A new international academic and student exchange network has been established by 19 countries whose shores are washed by the Indian Ocean.

University and government representatives from the nations involved met in Perth last week to set up the network. It will be called University Mobility in the Indian Ocean Region, or Umior.

The conference was organised by the Australian Vice-Chancellors' Committee and delegates came from nations as far apart as Yemen, Iran and the United Arab Emirates, to Tanzania, Mozambique and South Africa, and across to Thailand, Malaysia, and Indonesia.

The creation of the network follows the establishment in 1993 of the University Mobility in the Asia Pacific scheme (Umap).

Umap was also formed with the aim of improving relationships between universities and countries through academic and student exchanges.

Almost 30 countries are members of Umap, although not all are active participants. More than 10,000 students across the Asia Pacific region take part in Umap exchanges each year.

The Japanese government recently announced it would allocate $35 million to the scheme to encourage more students to study in Japan.

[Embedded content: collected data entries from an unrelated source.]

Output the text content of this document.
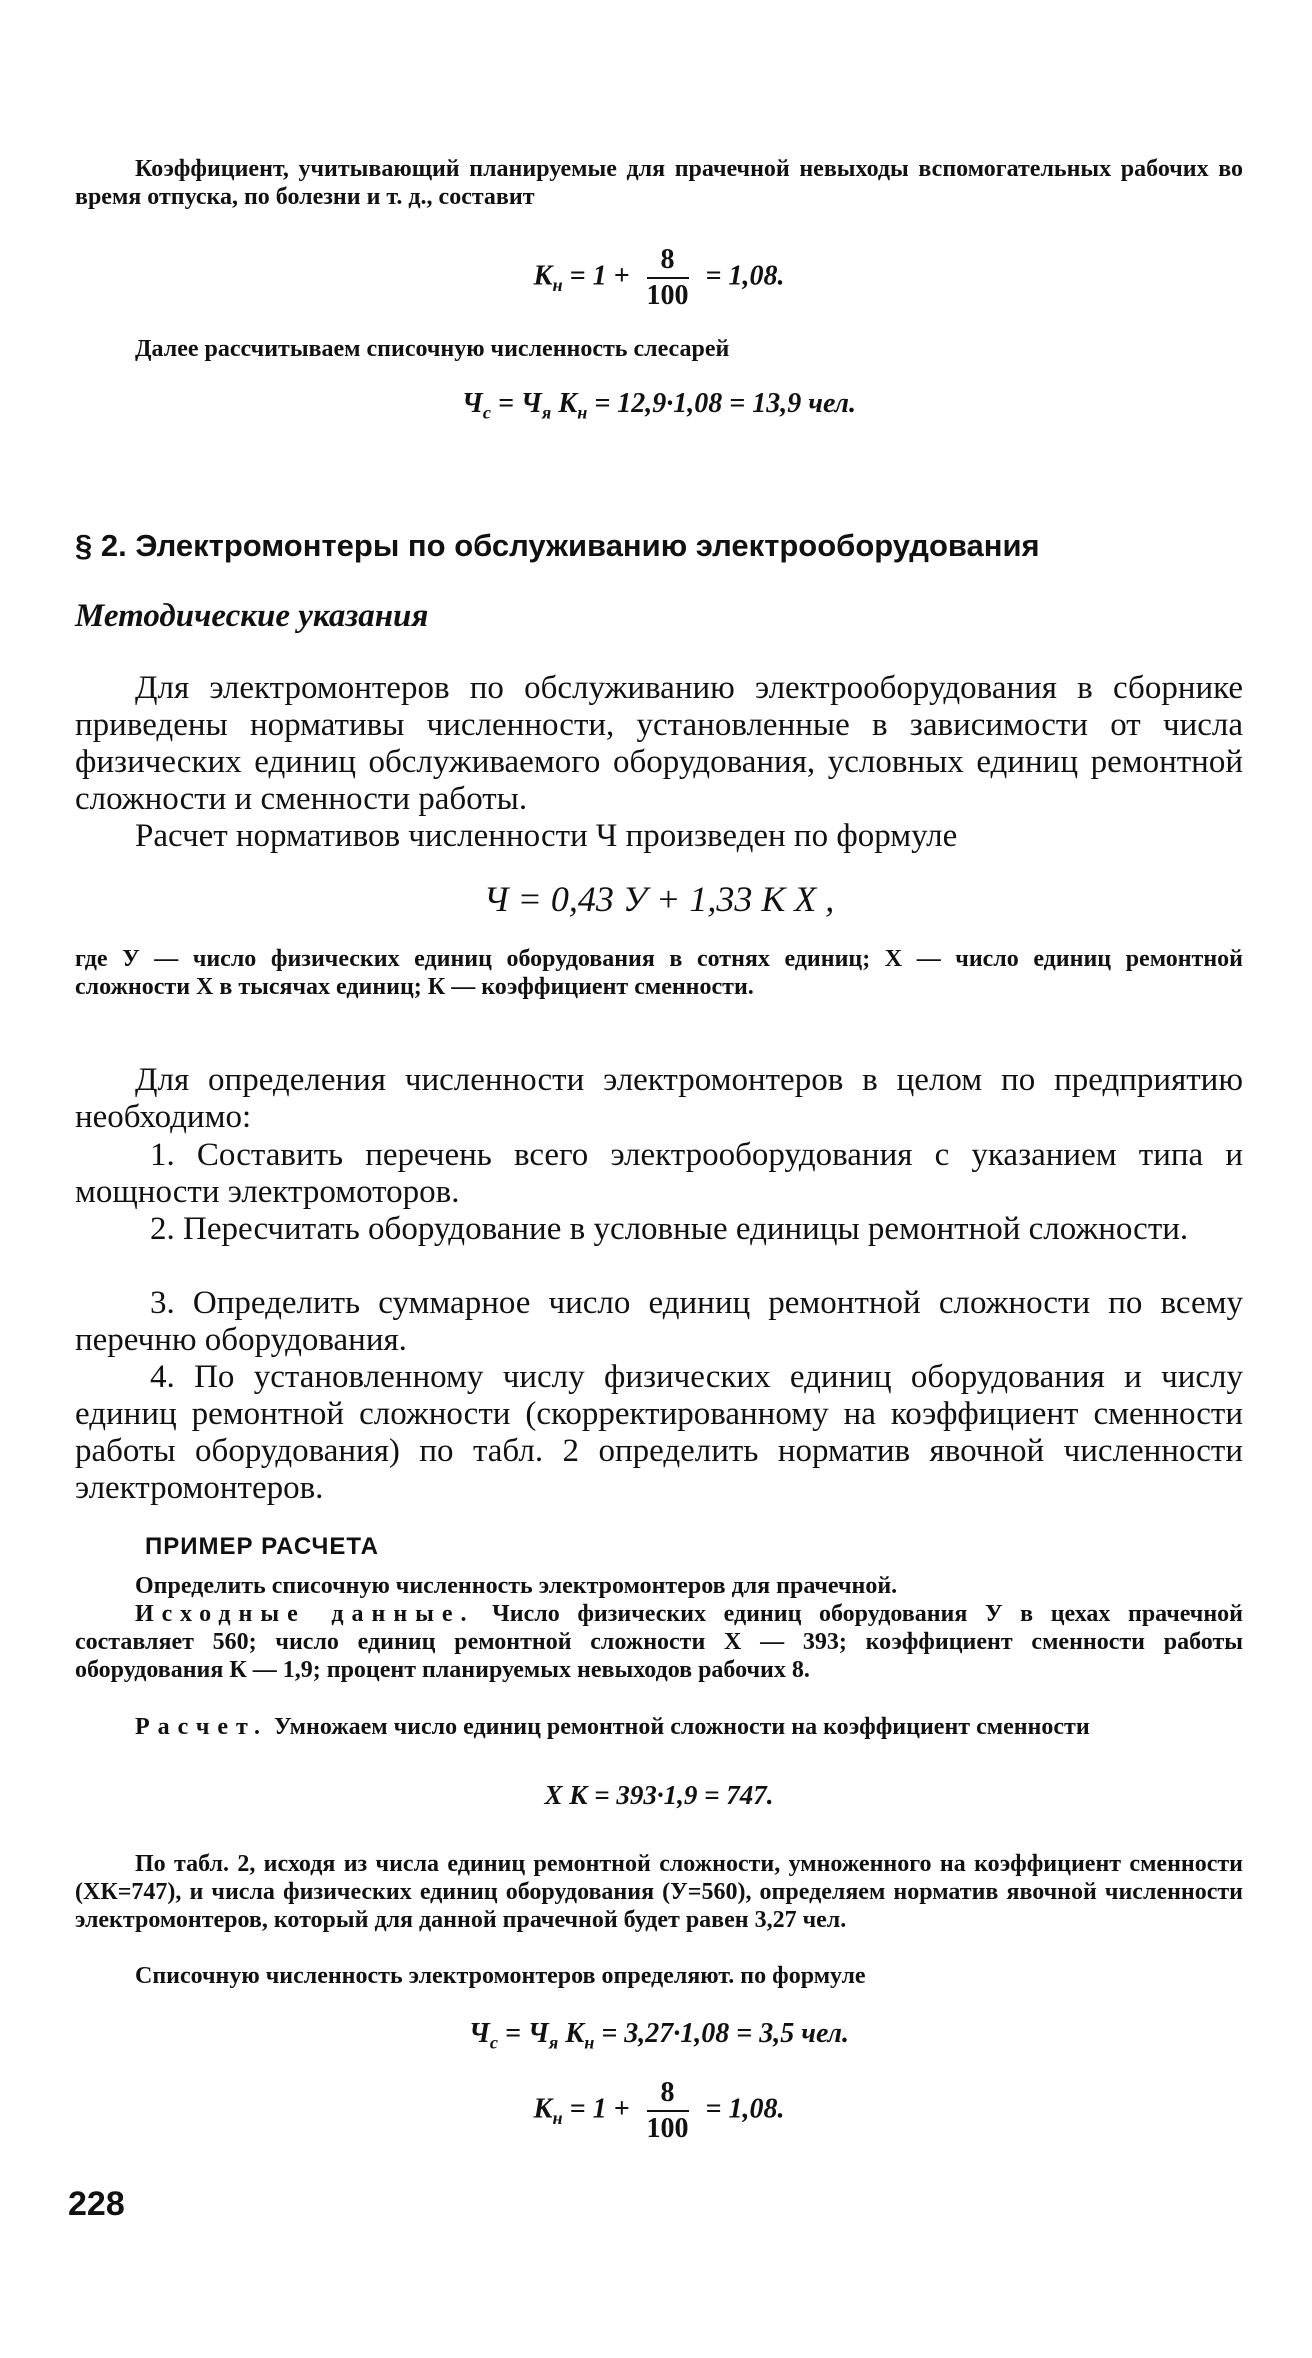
Коэффициент, учитывающий планируемые для прачечной невыходы вспомогательных рабочих во время отпуска, по болезни и т. д., составит
$К_н = 1 + \frac{8}{100} = 1,08$.
Далее рассчитываем списочную численность слесарей
$Ч_с = Ч_я$ $К_н = 12,9\cdot 1,08 = 13,9$ чел.
§ 2. Электромонтеры по обслуживанию электрооборудования
Методические указания
Для электромонтеров по обслуживанию электрооборудования в сборнике приведены нормативы численности, установленные в зависимости от числа физических единиц обслуживаемого оборудования, условных единиц ремонтной сложности и сменности работы.
Расчет нормативов численности Ч произведен по формуле
Ч = 0,43 У + 1,33 К Х ,
где У — число физических единиц оборудования в сотнях единиц; Х — число единиц ремонтной сложности Х в тысячах единиц; К — коэффициент сменности.
Для определения численности электромонтеров в целом по предприятию необходимо:
1. Составить перечень всего электрооборудования с указанием типа и мощности электромоторов.
2. Пересчитать оборудование в условные единицы ремонтной сложности.
3. Определить суммарное число единиц ремонтной сложности по всему перечню оборудования.
4. По установленному числу физических единиц оборудования и числу единиц ремонтной сложности (скорректированному на коэффициент сменности работы оборудования) по табл. 2 определить норматив явочной численности электромонтеров.
ПРИМЕР РАСЧЕТА
Определить списочную численность электромонтеров для прачечной.
Исходные данные. Число физических единиц оборудования У в цехах прачечной составляет 560; число единиц ремонтной сложности Х — 393; коэффициент сменности работы оборудования К — 1,9; процент планируемых невыходов рабочих 8.
Расчет. Умножаем число единиц ремонтной сложности на коэффициент сменности
Х К = 393·1,9 = 747.
По табл. 2, исходя из числа единиц ремонтной сложности, умноженного на коэффициент сменности (ХК=747), и числа физических единиц оборудования (У=560), определяем норматив явочной численности электромонтеров, который для данной прачечной будет равен 3,27 чел.
Списочную численность электромонтеров определяют. по формуле
$Ч_с = Ч_я$ $К_н = 3,27\cdot 1,08 = 3,5$ чел.
$К_н = 1 + \frac{8}{100} = 1,08$.
228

The Perth conference agreed that universities in the Umior scheme would offer free tuition so that students from one country can study for a semester or more at an institution in one of the other countries.

Academic exchanges will also be encouraged.

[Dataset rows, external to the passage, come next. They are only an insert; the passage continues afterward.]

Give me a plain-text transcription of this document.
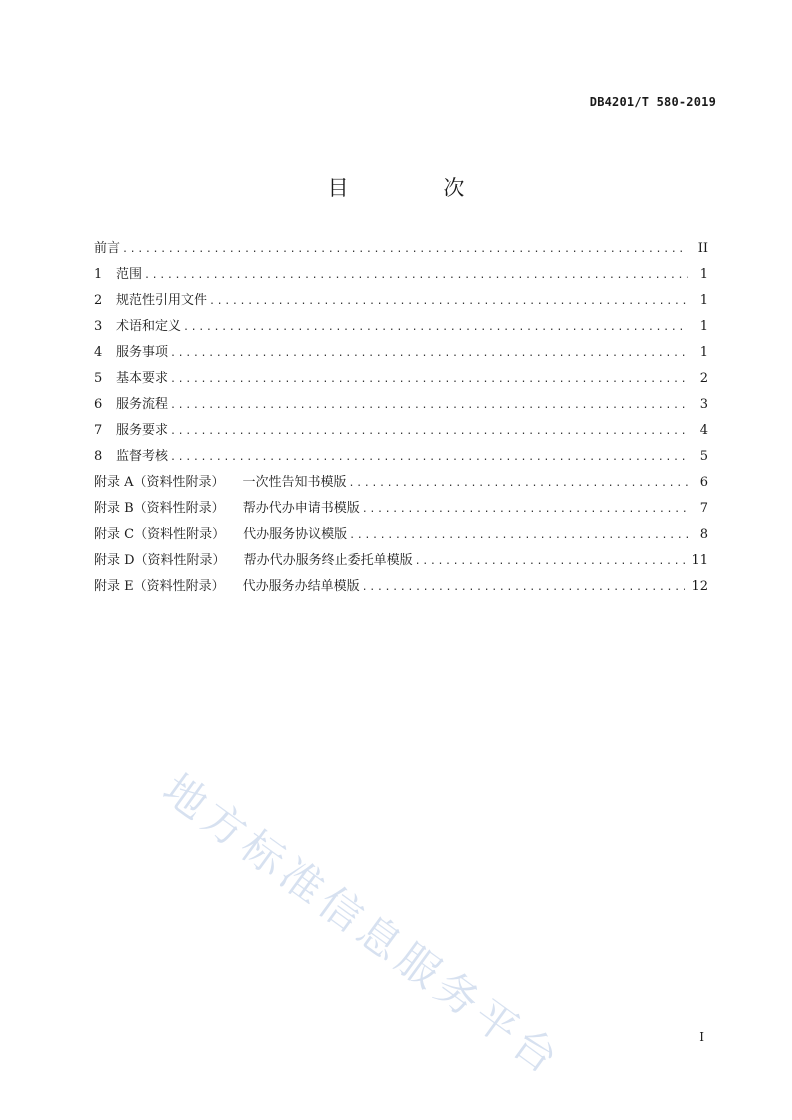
DB4201/T 580-2019
目 次
前言 .....	II
1 范围 .....	1
2 规范性引用文件 .....	1
3 术语和定义 .....	1
4 服务事项 .....	1
5 基本要求 .....	2
6 服务流程 .....	3
7 服务要求 .....	4
8 监督考核 .....	5
附录 A（资料性附录） 一次性告知书模版 .....	6
附录 B（资料性附录） 帮办代办申请书模版 .....	7
附录 C（资料性附录） 代办服务协议模版 .....	8
附录 D（资料性附录） 帮办代办服务终止委托单模版 .....	11
附录 E（资料性附录） 代办服务办结单模版 .....	12
地方标准信息服务平台	I
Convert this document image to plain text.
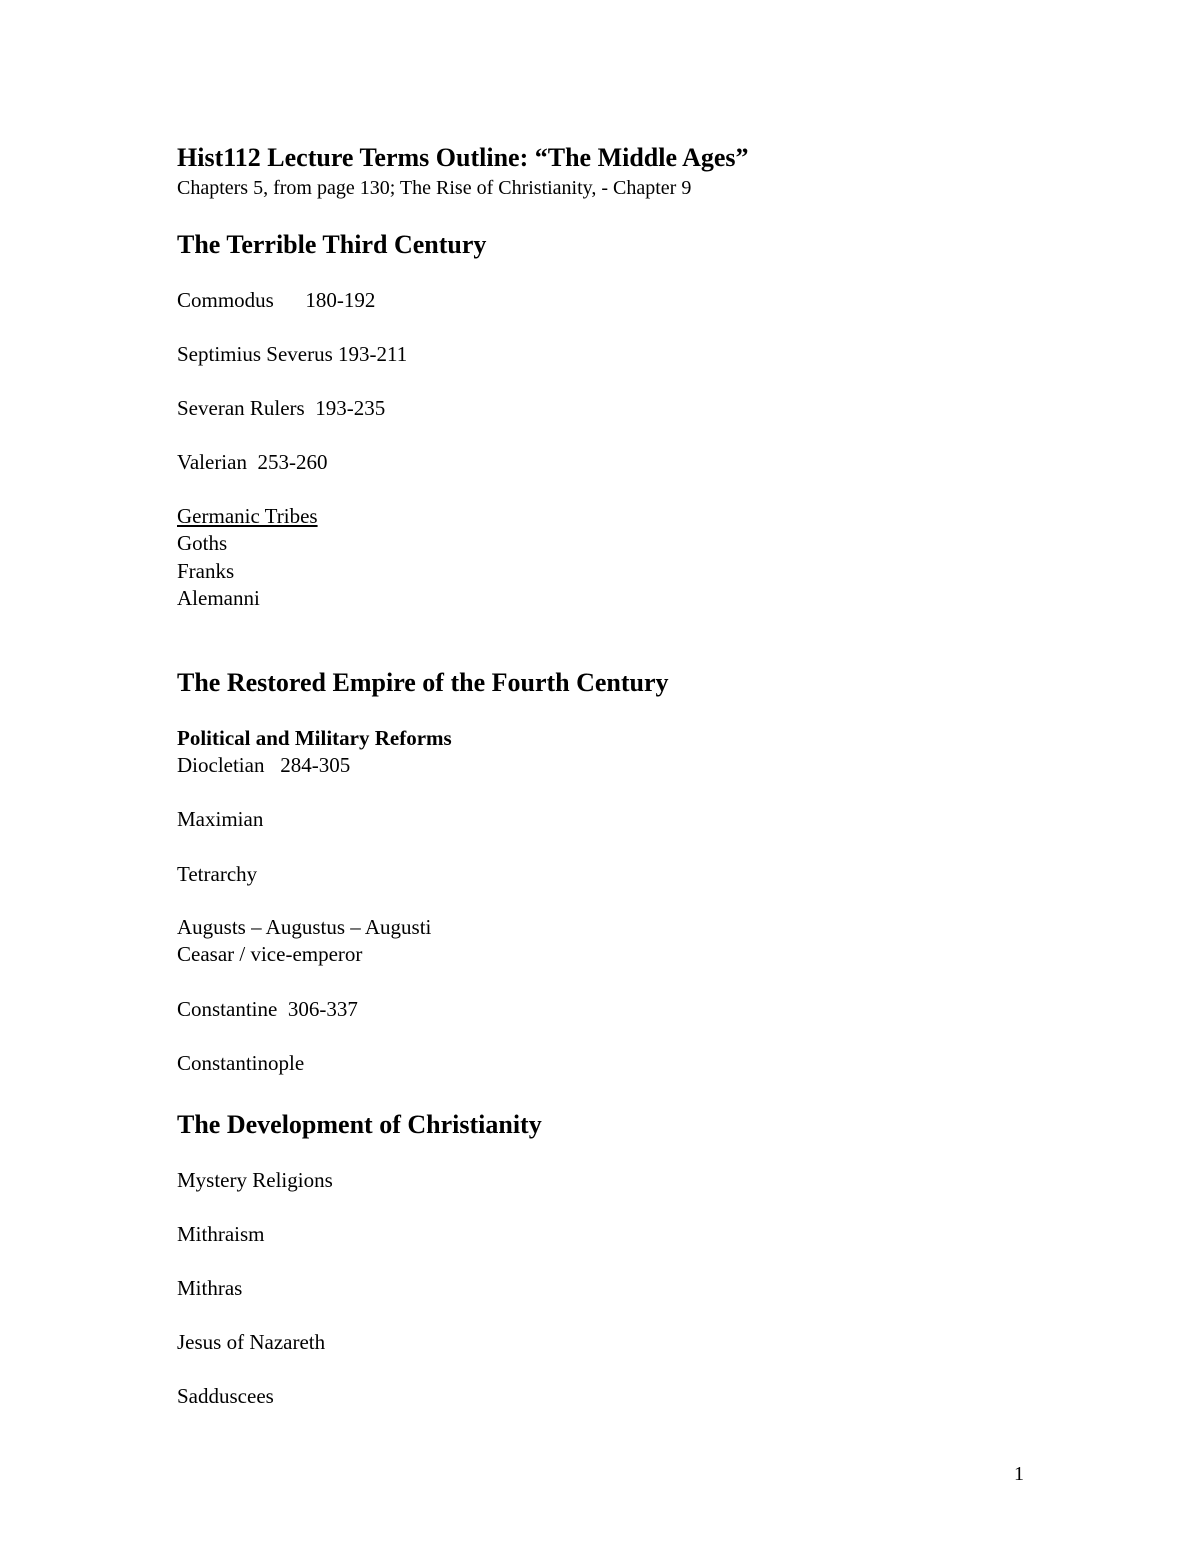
Hist112 Lecture Terms Outline: “The Middle Ages”

Chapters 5, from page 130; The Rise of Christianity, - Chapter 9

The Terrible Third Century

Commodus      180-192

Septimius Severus 193-211

Severan Rulers  193-235

Valerian  253-260

Germanic Tribes

Goths

Franks

Alemanni

The Restored Empire of the Fourth Century

Political and Military Reforms

Diocletian   284-305

Maximian

Tetrarchy

Augusts – Augustus – Augusti

Ceasar / vice-emperor

Constantine  306-337

Constantinople

The Development of Christianity

Mystery Religions

Mithraism

Mithras

Jesus of Nazareth

Sadduscees

1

Michael Osborne, chair of the AVCC's international standing committee, said university staff and student exchanges had been an important stimulus in many parts of the world in generating stronger ties between institutions and all-important collaboration in research and scholarship.

This had certainly been the case in Australia, where education exchanges had broadened people's understanding of the Asia Pacific region, Professor Osborne said.

"The AVCC believes the time is now right for a staff and student exchange for the Indian Ocean region," he said.

"We believe this for several reasons: the need to strengthen understanding of cultures and societies in the region, the growing interest among universities in developing cooperative links, the importance of human resource development and the growing interest among governments in the region to work more cooperatively."

Professor Osborne told the conference that Australian universities would offer more than 100 places for Umior students next year and that for each of the one-semester places, all tuition costs would be waived.